Credit Vs Equity. Logical Vs Illogical?

Via Peter Tchir of TF Market Advisors,

S&P futures have moved more than 20 points since 3:30.  The first big move was on the back of a story that Greece really will commit to the whatever the EU demands.  The second move was after China re-pledged to invest in Europe.  IG17 is about 1.5 bps tighter than the wides of the day and is unchanged this morning.  In Europe, Main is unchanged while stocks are up about 1% across the board.  Even the 10 year bond which saw yields drop from 1.98% to a low of 1.92% are only back to 1.94%.




A letter from Samaras is unlikely to sway the EU from their path of “orderly” default.  Whether or not the EU makes the right noises today and finally releases the PSI details, the path is for “orderly” default (whatever that means).  Greece is not prepared to default yet, but for first time, it seems like both sides are actually preparing for that eventuality rather than hoping beyond reason that the situation will work out.  Stocks chose to rally on the news of the letter (credit did a bit too), but the reality is it isn’t enough to change the path which is default.

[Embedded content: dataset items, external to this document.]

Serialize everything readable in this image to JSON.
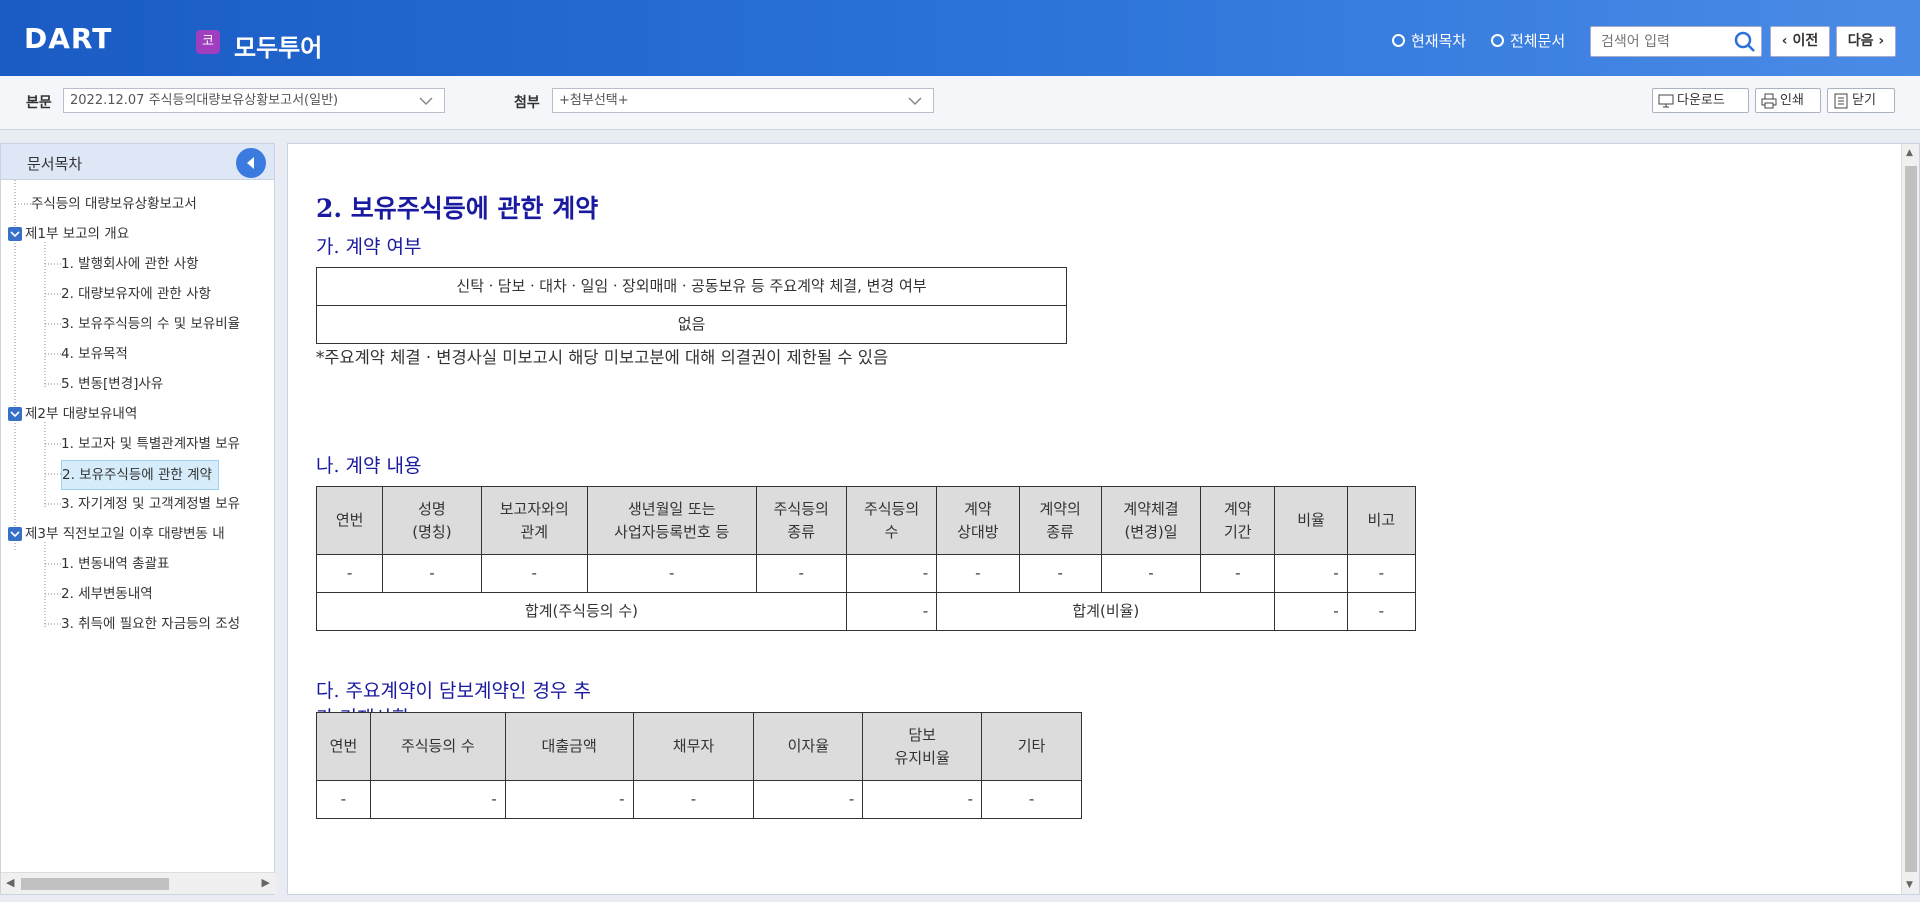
{
  "header": {
    "logo": "DART",
    "company_badge": "코",
    "company_name": "모두투어",
    "radio_current": "현재목차",
    "radio_all": "전체문서",
    "search_placeholder": "검색어 입력",
    "prev_label": "이전",
    "next_label": "다음"
  },
  "toolbar": {
    "main_label": "본문",
    "main_select": "2022.12.07  주식등의대량보유상황보고서(일반)",
    "attach_label": "첨부",
    "attach_select": "+첨부선택+",
    "download": "다운로드",
    "print": "인쇄",
    "close": "닫기"
  },
  "sidebar": {
    "title": "문서목차",
    "items": [
      {
        "label": "주식등의 대량보유상황보고서"
      },
      {
        "label": "제1부 보고의 개요"
      },
      {
        "label": "1. 발행회사에 관한 사항"
      },
      {
        "label": "2. 대량보유자에 관한 사항"
      },
      {
        "label": "3. 보유주식등의 수 및 보유비율"
      },
      {
        "label": "4. 보유목적"
      },
      {
        "label": "5. 변동[변경]사유"
      },
      {
        "label": "제2부 대량보유내역"
      },
      {
        "label": "1. 보고자 및 특별관계자별 보유"
      },
      {
        "label": "2. 보유주식등에 관한 계약"
      },
      {
        "label": "3. 자기계정 및 고객계정별 보유"
      },
      {
        "label": "제3부 직전보고일 이후 대량변동 내"
      },
      {
        "label": "1. 변동내역 총괄표"
      },
      {
        "label": "2. 세부변동내역"
      },
      {
        "label": "3. 취득에 필요한 자금등의 조성"
      }
    ]
  },
  "document": {
    "title": "2. 보유주식등에 관한 계약",
    "section_a": {
      "heading": "가. 계약 여부",
      "table_header": "신탁ㆍ담보ㆍ대차ㆍ일임ㆍ장외매매ㆍ공동보유 등 주요계약 체결, 변경 여부",
      "table_value": "없음",
      "note": "*주요계약 체결 · 변경사실 미보고시 해당 미보고분에 대해 의결권이 제한될 수 있음"
    },
    "section_b": {
      "heading": "나. 계약 내용",
      "headers": [
        "연번",
        "성명\n(명칭)",
        "보고자와의\n관계",
        "생년월일 또는\n사업자등록번호 등",
        "주식등의\n종류",
        "주식등의\n수",
        "계약\n상대방",
        "계약의\n종류",
        "계약체결\n(변경)일",
        "계약\n기간",
        "비율",
        "비고"
      ],
      "row": [
        "-",
        "-",
        "-",
        "-",
        "-",
        "-",
        "-",
        "-",
        "-",
        "-",
        "-",
        "-"
      ],
      "total_shares_label": "합계(주식등의 수)",
      "total_shares_value": "-",
      "total_ratio_label": "합계(비율)",
      "total_ratio_value": "-",
      "total_note": "-"
    },
    "section_c": {
      "heading": "다. 주요계약이 담보계약인 경우 추가 기재사항",
      "headers": [
        "연번",
        "주식등의 수",
        "대출금액",
        "채무자",
        "이자율",
        "담보\n유지비율",
        "기타"
      ],
      "row": [
        "-",
        "-",
        "-",
        "-",
        "-",
        "-",
        "-"
      ]
    }
  }
}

The China story doesn’t seem anything new.  Hasn’t China pretty much always remained involved.  I think every credit person understands that China will lend money to Germany, France, and the Netherlands.  They are somewhat indifferent about lending it directly or lending it via unleveraged EFSF.  That isn’t news and shouldn’t be treated as news.  If China says they will lever up EFSF, or give money to banks, or even buy Italian and Spanish debt directly, then it is interesting and new.  This other stuff is just noise and a headline that changes nothing, since it is what they have pretty much said all along.


The GDP data out of Europe is “encouraging”.  It came in at -0.3% vs expectations of -0.4%.  Hmmm…That is annualized, so the estimate for the quarter was -0.1% and the number was -0.08%.  That seems like rounding error.  And the 3rd quarter was revised down by 0.1%.


We get some data today.  I expect it to be okay since things like industrial production should benefit from the good weather, but any miss will definitely surprise the market.

Sentiment seems overly bullish, overly complacent, and the credit markets are sending a warning sign to stocks about irrational exuberance.